I’m using Docker version 20.10.18, build b40c2f6, on a debian desktop.
I have a container creating a vpn connection, started like this:
docker run -it --name vpn -h vpn --cap-add=NET_ADMIN --device /dev/net/tun vpnclient
This first container gets ip 172.17.0.2
I have then a second container started with this:
docker run -it --net container:vpn --name app
very simple so far, but my app also needs to expose a port 8080.
I tried adding
-p 8080:8080 to the second container but it doesn’t work that way.
I noticed, however, that I can browse to the app from the local browser, on http://172.17.0.2:8080
So, how can I make it work from the lan too? iptables forwarding maybe?
Can anyone help?
The published ports need to be on the vpnclient container. The app container is not in control of the network namespace of the vpnclient container, it just attaches itself to it.
Thanks, I tried to start the vpn with
docker run -it --name vpn -h vpn -p 8080:8080 --cap-add=NET_ADMIN --device /dev/net/tun vpnclient
but now I get these replies:
curl -m 3 -I 'http://172.17.0.2:8080' -> OK
curl -m 3 -I 'http://127.0.0.1:8080' -> OK
curl -m 3 -I 'http://192.168.0.4:8080' -> TIMEOUT
The port is definitely listening though
ss -nlapt | grep 8080 | grep LISTEN
LISTEN 0 4096 0.0.0.0:8080 0.0.0.0:* users:(("docker-proxy",pid=114523,fd=4))
LISTEN 0 4096 [::]:8080 [::]:* users:(("docker-proxy",pid=114531,fd=4))
Hmm, doesn’t make sense to me. Are you sure there is no firewall configured that prevents the traffic?
The way you start the vpn container is correct. You should be able to access the container port 8080 through the host port 8080, regardless in which of both containers the actual process is running.
I found the problem!
Yes, the port needs to be open on the vpn container, but there’s also another change to make.
The vpn inside the container sees 172.17.0.0/16 as the local lan, so 192.168.0.0/24 is pushed over the vpn, and that’s a problem.
After I added
route add -net 192.168.0.0/24 dev eth0 in the vpn container everything works.

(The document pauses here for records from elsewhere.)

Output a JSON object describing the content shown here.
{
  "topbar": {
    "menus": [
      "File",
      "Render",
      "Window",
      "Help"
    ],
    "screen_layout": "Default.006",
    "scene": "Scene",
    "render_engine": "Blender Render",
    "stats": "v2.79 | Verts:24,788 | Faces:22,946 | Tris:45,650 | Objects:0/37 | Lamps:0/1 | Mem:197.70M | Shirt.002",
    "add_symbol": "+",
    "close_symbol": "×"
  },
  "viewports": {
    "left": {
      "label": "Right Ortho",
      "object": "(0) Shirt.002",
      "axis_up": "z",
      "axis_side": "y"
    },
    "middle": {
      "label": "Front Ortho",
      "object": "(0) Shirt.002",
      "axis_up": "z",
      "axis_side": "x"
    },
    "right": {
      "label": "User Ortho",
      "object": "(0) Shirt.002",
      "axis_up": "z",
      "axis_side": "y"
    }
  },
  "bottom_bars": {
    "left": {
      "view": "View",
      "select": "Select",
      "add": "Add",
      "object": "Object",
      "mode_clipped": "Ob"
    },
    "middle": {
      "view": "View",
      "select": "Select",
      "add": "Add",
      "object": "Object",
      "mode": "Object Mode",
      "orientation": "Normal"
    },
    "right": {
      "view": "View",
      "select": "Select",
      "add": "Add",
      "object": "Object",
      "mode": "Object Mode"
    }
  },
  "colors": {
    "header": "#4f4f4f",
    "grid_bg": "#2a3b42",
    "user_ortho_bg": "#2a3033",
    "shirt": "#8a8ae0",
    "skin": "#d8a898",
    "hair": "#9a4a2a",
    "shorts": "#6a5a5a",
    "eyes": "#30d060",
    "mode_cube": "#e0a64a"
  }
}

I assume it will depend on the image and/or vpn client software inside the container whether an additional route must be set.
In order to be of value for other uses, we need to know the exact image you used.
Any vpn that pushes a default gw would create the same issue, as the LAN subnet outside the container would not be known to the vpn client.
If we look at the routing table inside the vpn container we see that openvpn creates 2 rules: a new default gw at the top, and an exception for the vpn remote.
route add -net 192.168.0.0/24 dev eth0 works, it adds another exception to the standard openvpn routing table to avoid sending your local lan outside the container to the vpn remote.
# ip r
0.0.0.0/1 via 10.10.10.1 dev tun0
default via 172.17.0.1 dev eth0
220.127.116.11 via 172.17.0.1 dev eth0
172.17.0.0/16 dev eth0 proto kernel scope link src 172.17.0.2
You can replicate using alpine as vpn client with these commands:
RUN apk --no-cache --no-progress upgrade
RUN apk --no-cache --no-progress add openvpn
CMD /usr/sbin/openvpn --config /config/client.ovpn
any generic openvpn configuration that pushes a default gw would do.
I know plenty of people that use the bubuntux/nordvpn image and the container takes care of this, without them having to manually add routes. This is why I still believe it depends on the image and/or vpn client software inside the container.
Anyway, thank you for sharing your solution and explaining it in detail!